For executive coaching, this means that if we fail to intervene as our service matures, we are headed for an inevitable decline in sales, where coaches may still retain some loyal customers, yet the number of new clients will decline. As the market shrinks, coaches will increasingly find it difficult to sustain themselves with the decreased level of activity and many may be forced to leave the profession. Ultimately, a new product or service could replace executive coaching.

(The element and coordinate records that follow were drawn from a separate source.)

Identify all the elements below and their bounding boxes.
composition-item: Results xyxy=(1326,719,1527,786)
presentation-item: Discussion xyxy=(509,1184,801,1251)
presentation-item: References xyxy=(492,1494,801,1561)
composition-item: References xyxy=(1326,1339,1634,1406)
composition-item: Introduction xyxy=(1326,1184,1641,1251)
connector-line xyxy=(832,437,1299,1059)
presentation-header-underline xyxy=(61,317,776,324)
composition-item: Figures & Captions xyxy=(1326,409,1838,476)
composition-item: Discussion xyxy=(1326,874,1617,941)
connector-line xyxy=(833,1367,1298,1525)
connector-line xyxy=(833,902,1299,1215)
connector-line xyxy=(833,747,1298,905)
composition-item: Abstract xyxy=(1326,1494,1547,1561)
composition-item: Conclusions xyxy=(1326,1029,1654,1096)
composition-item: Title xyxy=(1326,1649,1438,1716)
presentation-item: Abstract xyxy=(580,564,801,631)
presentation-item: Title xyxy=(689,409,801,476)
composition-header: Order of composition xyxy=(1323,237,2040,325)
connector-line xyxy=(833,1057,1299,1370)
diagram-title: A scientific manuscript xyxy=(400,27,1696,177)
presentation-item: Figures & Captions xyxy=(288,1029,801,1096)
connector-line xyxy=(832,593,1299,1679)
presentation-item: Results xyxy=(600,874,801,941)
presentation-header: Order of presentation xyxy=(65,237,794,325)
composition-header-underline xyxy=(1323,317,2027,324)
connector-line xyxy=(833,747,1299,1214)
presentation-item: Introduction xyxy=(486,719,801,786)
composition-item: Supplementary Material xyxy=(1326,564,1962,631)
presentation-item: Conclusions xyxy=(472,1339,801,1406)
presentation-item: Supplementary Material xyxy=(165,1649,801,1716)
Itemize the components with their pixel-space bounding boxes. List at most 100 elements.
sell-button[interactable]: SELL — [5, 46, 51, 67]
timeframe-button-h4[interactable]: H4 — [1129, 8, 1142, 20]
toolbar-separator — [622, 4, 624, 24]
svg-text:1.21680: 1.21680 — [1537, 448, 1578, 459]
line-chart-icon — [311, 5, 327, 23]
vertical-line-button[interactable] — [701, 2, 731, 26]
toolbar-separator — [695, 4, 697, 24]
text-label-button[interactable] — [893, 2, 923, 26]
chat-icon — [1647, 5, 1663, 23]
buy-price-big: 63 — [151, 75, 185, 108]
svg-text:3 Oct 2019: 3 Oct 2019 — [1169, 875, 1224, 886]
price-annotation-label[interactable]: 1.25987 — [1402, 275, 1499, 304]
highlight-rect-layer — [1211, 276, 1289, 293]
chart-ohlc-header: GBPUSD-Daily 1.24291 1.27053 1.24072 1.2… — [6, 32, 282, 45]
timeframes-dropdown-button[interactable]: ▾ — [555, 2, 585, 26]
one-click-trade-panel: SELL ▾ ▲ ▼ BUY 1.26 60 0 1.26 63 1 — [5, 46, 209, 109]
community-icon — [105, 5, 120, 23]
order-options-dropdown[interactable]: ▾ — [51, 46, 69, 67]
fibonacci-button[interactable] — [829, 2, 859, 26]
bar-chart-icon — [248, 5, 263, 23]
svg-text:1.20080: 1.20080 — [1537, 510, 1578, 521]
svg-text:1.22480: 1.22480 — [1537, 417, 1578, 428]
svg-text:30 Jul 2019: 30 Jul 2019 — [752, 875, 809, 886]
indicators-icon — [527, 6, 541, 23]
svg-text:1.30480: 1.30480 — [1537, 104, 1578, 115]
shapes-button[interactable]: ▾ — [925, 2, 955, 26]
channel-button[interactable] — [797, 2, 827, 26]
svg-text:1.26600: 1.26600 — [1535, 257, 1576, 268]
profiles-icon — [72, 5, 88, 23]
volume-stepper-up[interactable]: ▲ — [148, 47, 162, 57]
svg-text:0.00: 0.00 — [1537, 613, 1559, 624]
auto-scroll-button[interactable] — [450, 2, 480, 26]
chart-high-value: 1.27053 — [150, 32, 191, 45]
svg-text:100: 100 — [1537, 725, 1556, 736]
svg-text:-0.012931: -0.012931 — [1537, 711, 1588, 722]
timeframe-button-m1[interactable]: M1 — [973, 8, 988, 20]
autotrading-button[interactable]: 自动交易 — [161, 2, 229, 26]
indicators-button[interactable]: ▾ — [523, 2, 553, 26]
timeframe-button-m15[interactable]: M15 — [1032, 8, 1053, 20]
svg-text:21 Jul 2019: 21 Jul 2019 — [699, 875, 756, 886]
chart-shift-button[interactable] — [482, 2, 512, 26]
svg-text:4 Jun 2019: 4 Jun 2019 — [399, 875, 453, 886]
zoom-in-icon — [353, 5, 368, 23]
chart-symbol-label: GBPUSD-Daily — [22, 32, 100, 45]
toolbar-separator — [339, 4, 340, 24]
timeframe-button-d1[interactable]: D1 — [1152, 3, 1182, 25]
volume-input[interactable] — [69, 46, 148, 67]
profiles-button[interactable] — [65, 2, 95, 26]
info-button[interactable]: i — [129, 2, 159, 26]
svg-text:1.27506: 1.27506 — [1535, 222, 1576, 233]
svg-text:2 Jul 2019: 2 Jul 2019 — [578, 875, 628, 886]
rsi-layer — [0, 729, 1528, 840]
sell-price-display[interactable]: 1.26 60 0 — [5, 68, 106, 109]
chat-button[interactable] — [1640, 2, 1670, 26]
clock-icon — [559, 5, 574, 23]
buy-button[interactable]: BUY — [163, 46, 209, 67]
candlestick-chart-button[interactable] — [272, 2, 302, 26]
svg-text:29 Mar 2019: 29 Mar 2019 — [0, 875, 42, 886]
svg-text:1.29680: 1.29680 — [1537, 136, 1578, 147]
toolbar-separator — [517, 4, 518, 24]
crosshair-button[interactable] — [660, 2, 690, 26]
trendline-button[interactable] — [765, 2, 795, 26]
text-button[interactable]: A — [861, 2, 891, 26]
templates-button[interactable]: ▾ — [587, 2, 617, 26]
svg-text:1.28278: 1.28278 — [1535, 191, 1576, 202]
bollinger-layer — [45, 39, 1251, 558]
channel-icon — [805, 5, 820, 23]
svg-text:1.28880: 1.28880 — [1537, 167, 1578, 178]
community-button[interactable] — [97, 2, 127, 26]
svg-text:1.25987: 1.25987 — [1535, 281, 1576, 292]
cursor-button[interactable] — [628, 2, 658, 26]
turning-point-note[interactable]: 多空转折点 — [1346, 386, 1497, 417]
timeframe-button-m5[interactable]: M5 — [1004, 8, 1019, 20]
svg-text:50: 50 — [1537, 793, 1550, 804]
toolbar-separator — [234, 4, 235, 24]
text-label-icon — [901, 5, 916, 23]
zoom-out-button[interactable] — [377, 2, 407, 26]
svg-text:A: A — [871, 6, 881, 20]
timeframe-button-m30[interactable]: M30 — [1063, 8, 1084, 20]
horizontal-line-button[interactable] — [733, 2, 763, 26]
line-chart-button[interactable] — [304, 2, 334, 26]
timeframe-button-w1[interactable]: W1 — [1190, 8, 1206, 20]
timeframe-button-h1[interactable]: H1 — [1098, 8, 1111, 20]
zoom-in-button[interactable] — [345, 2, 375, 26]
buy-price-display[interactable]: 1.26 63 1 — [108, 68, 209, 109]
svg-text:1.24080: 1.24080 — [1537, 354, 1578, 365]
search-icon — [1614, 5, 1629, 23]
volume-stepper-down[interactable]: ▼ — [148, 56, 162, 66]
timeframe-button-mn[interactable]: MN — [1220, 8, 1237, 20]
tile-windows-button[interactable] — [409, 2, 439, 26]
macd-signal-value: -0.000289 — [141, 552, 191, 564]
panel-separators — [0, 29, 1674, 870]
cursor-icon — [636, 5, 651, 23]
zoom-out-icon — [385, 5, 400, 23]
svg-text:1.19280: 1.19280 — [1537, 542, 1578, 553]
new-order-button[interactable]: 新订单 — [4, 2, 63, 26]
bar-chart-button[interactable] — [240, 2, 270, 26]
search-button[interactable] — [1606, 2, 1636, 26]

Stewardship for the profession of executive coaching dictates that we pay attention to the product cycle and act accordingly. As stewards of the profession we must do everything we can to ensure that clients have a very positive experience of executive coaching.  Clients should not only become committed, loyal users of our product, but become advocates and “raving fans” thus further building the market. As our service matures, we need to determine how to respond as a professional community to keep our service relevant, strong, and agile. We offer the following recommendations to meet the current challenges of our profession. We hope that these recommendations will initiate an urgent dialogue and result in actions that will maintain and sustain the health of our profession.

1. Provide leadership

In a maturing market it is essential to meet the increasing demands of clients. As a profession we must assure the quality of services, support innovation, document successes and impact, and communicate the results of these efforts in a unified voice. To accomplish these ends, the executive coaching community needs leadership. Our community currently lacks a common vision compelling us to act in alignment.